El nacimiento
Lucero, mi gata estrella, ha empezado a gemir como si anunciara una desgracia. Va y viene tocándolo todo con su cola gris, me persigue incansablemente. Le sobo su barriga y ella hace el intento de arañarme, como diciéndome no, no me toque.
Ni Humberto ni Alicia se encuentran aquí, los grandes se han ido a las reuniones que organizan para buscar soluciones a la situación de las familias y yo no sé qué hacer con la desesperación de mi gata
Me impacienta su angustia y de pronto pienso que está asustada porque aún no sabe ser mamá y quiere que yo se lo enseñe. Pero no puedo ayudarle en nada. Qué hago mientras los demás niños juegan a la guerra y una señora gorda les dice que silencio, que no armen alboroto, que la gente no se mata así como así.
Lo único que se me ocurre es alzar a Lucero y llevarla para el potrero que queda atrás de la escuela. La pongo sobre el pasto húmedo y con olor a verde fresco. Me arrodillo junto a ella, la acuesto entre mis rodillas y espero. Lucero se tranquiliza. Parece decir ya estamos solos. ¿Cómo se hace, cómo se hace para nacer?
Tal vez todo consiste en tener ganas de salir a la luz. Así se ganan fuerzas para empujar. Si no se quiere salir, no hay manera de que un día podamos ver el sol. Hay que empujar con fuerza, arañar todo el camino, mantener los ojos apretados para no ver los obstáculos y de ese modo no sentir la tentación de devolverse cuando la luz nos hiera la mirada.
Hay que empujar con fuerza, aunque duela el dolor, aunque mamá tenga ganas de morirse antes de conocer nuestro rostro. Ella también ayuda con su fuerza, quiere lanzarnos cuanto antes al mundo. Nos dice adelante, ya no hay regreso.
Mis rodillas se llenan de sangre. Esta sangre no me asusta. Veo la cabecita que sale como por una ventana y rápidamente se va transformando en un gato perfecto, chiquito, húmedo, gris como las nubes cuando está a punto de llover.
No sé si cogerlo o no, si besarlo o no. Tiene los ojos cerrados y da tumbos en el suelo. Nuevamente otra cabeza se asoma, es blanca como un copo de algodón, cuatro paticas con manchas negras, camina tembloroso, tropieza. Un trotecito de alegría me golpea en el pecho.
Ahí viene el tercero. Lucero maúlla más fuerte, no logra que salga, se resiste a ver la luz. Intento ayudarle, pero se me resbala entre los dedos, lo siento caliente, palpitante como un corazón desnudo. Cuando sale por fin, veo que no puede levantarse. Es más chico que los otros y no tiene fuerzas para enfrentar el mundo.

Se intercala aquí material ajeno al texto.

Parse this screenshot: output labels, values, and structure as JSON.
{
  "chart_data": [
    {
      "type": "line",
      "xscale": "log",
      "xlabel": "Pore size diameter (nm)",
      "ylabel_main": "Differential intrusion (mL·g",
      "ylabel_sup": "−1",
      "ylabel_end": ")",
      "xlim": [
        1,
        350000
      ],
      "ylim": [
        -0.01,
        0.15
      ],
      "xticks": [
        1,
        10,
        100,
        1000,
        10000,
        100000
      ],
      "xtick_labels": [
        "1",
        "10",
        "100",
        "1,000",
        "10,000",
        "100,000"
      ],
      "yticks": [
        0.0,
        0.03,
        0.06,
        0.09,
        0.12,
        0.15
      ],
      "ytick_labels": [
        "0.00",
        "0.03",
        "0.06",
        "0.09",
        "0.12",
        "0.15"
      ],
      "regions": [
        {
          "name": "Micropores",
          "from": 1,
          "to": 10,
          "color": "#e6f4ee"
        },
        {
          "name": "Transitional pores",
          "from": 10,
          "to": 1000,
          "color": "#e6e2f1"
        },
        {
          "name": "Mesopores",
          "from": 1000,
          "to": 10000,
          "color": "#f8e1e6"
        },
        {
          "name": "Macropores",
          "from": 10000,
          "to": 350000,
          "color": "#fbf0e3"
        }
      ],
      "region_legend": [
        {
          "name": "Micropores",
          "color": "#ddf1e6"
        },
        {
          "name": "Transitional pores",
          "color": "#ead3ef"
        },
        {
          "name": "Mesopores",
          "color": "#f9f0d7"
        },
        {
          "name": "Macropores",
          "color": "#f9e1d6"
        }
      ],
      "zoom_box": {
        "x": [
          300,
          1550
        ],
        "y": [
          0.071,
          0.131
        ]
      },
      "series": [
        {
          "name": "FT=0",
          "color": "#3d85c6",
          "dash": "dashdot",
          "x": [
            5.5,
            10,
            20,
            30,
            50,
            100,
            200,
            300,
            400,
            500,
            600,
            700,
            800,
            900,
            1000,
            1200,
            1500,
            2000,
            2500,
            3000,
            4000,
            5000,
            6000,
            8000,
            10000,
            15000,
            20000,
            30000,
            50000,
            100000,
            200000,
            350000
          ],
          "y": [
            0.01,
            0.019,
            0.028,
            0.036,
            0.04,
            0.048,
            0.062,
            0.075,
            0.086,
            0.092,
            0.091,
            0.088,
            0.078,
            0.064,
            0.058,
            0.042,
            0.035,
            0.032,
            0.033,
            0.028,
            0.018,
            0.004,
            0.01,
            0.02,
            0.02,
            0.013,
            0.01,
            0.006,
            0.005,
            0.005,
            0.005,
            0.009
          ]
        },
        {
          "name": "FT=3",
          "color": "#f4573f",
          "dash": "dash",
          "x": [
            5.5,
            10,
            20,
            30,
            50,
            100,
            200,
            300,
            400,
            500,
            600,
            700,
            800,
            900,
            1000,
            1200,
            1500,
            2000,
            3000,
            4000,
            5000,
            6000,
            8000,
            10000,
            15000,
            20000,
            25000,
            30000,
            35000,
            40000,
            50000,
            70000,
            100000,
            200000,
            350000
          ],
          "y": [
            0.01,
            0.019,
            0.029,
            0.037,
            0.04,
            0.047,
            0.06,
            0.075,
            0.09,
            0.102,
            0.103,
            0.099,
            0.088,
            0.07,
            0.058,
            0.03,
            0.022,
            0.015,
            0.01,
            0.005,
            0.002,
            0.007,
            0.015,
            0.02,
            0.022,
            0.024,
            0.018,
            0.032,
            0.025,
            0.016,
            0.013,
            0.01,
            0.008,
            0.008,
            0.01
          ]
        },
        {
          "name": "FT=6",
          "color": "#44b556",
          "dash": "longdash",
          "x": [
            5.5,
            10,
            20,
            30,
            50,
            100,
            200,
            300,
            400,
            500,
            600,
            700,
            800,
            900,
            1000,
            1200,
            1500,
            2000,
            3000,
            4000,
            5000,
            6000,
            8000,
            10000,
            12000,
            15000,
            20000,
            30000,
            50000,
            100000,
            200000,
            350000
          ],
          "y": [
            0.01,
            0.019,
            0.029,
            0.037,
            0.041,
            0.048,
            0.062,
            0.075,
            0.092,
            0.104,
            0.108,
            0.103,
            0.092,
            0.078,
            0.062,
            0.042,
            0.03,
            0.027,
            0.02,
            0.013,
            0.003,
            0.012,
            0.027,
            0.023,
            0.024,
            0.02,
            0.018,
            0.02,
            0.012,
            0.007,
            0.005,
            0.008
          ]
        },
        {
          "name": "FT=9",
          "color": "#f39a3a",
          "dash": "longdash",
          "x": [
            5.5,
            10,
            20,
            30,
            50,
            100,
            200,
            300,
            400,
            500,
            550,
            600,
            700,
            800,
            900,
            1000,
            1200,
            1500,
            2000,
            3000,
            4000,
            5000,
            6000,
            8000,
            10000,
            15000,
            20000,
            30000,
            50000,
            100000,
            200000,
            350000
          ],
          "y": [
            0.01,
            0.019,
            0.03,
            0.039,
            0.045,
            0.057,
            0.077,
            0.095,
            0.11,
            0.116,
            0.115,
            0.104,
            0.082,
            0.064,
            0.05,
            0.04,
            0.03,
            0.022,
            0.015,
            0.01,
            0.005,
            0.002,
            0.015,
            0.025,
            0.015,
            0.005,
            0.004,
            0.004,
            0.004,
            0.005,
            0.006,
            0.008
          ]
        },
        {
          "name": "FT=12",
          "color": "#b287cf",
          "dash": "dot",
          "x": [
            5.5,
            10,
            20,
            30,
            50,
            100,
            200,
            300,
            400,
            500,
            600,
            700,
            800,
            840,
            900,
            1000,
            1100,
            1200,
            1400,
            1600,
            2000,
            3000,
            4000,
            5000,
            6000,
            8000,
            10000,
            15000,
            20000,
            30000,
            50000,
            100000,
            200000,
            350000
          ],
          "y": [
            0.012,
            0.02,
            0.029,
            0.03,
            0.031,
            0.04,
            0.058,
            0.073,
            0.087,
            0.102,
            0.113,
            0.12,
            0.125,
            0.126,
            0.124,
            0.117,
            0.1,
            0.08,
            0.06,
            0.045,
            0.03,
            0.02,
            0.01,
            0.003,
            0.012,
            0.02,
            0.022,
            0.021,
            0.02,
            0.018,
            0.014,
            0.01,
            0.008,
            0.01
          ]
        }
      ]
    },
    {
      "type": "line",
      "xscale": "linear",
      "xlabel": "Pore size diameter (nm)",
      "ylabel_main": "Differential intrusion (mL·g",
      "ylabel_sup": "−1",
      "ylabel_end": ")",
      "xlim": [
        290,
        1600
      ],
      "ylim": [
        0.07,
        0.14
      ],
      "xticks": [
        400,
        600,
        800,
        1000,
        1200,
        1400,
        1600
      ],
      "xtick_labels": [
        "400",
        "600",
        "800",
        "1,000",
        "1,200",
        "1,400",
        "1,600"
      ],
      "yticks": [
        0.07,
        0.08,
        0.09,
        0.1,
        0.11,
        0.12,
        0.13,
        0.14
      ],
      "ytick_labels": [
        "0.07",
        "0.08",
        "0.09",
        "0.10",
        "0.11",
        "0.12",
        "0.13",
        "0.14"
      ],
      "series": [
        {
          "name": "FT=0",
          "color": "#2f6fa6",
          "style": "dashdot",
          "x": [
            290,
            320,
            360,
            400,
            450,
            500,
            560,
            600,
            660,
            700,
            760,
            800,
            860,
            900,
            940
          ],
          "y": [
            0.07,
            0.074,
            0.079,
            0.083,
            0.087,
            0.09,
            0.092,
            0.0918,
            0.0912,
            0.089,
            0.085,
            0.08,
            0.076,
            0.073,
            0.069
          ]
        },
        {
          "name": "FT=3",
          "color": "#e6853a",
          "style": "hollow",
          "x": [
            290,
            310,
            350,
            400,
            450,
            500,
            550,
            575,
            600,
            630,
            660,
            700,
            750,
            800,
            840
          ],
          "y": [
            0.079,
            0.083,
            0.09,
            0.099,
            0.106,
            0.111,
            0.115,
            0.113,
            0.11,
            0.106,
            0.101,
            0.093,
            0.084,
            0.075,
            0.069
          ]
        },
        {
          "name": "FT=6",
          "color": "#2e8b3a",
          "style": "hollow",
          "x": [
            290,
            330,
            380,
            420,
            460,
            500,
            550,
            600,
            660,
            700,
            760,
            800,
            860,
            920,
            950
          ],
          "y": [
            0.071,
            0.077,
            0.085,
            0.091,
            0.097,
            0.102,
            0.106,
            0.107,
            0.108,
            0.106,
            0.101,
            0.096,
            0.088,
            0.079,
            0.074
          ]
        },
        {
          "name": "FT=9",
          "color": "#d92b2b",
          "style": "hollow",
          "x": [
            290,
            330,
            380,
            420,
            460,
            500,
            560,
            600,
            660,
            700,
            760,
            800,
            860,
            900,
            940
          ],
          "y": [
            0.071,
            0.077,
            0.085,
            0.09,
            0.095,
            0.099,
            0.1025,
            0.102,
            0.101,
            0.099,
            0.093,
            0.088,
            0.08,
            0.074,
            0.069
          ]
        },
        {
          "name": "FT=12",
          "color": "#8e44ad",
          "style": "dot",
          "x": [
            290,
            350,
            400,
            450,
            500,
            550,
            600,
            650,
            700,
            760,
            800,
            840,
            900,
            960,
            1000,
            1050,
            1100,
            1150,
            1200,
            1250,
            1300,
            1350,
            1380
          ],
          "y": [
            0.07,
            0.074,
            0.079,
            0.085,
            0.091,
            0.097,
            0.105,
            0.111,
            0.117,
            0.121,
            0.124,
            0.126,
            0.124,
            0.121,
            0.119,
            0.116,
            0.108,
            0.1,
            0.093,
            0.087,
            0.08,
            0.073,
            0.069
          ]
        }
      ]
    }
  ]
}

Lo tomo entre mis manos y se queda quieto. Está calientito, pero no le veo ganas de vivir. Recuerdo a la Luz del Limonar.
– ¡Vamos, aguanta, anda! Vamos, Lucero, ayúdame, ayúdame a salvarlo, no puede morirse ¡yo no quiero, no quiero ver morir a nadie más! ¡Socorro! ¡Auxilio! ¡Se muere! ¡Se muere!!
Grito, grito fuerte, llamo para que vengan a ayudarme.
Entonces llega la señora gorda muy agitada, me quita el gatico de las manos y me dice que no es para tanto el escándalo, niño, por Dios, que casi me mata del susto. Detrás vienen todos los niños, llegan corriendo, gritan, hacen un círculo alrededor de Lucero y sus crías. Todos quieren tocar los gaticos, saltan, arman una fiesta.
– De todos modos, si se muere es natural. No todos los hijos se crían -dice la señora.
Aprieto los labios para que no me salgan las lágrimas, miro hacia el cielo y entonces veo que todas las estrellas han contemplado el nacimiento, les hablo con el pensamiento, les ruego que me ayuden a salvar a su hijo, que es el hijo de Lucero.
La mujer pone al gato junto a la barriga de la gata, ella lo envuelve con sus patas, lo calienta, lo lame. Veo que el gatico responde a las caricias. Un niño llega con una manta para que envuelva a los protagonistas. Los llevo para adentro de la escuela, me paso un buen rato con Lucero y sus hijos. Soy el niño más feliz de la tierra.
De pronto escucho los gritos de Alicia que viene hacia mí:
– ¡Ha hablado! ¡Ha hablado!
– ¡El mudo ha hablado! –gritan y corretean los niños detrás de Alicia. Veo que detrás viene Humberto.
En ese momento me doy cuenta de lo que me ha pasado.
– Alicia… –escucho mi propia voz que me parece extraña- ¡Alicia, Humberto, nacieron tres!
Ellos me abrazan.
Estoy hablando ¡hablando! ¿Cómo es posible que no me hubiera dado cuenta antes?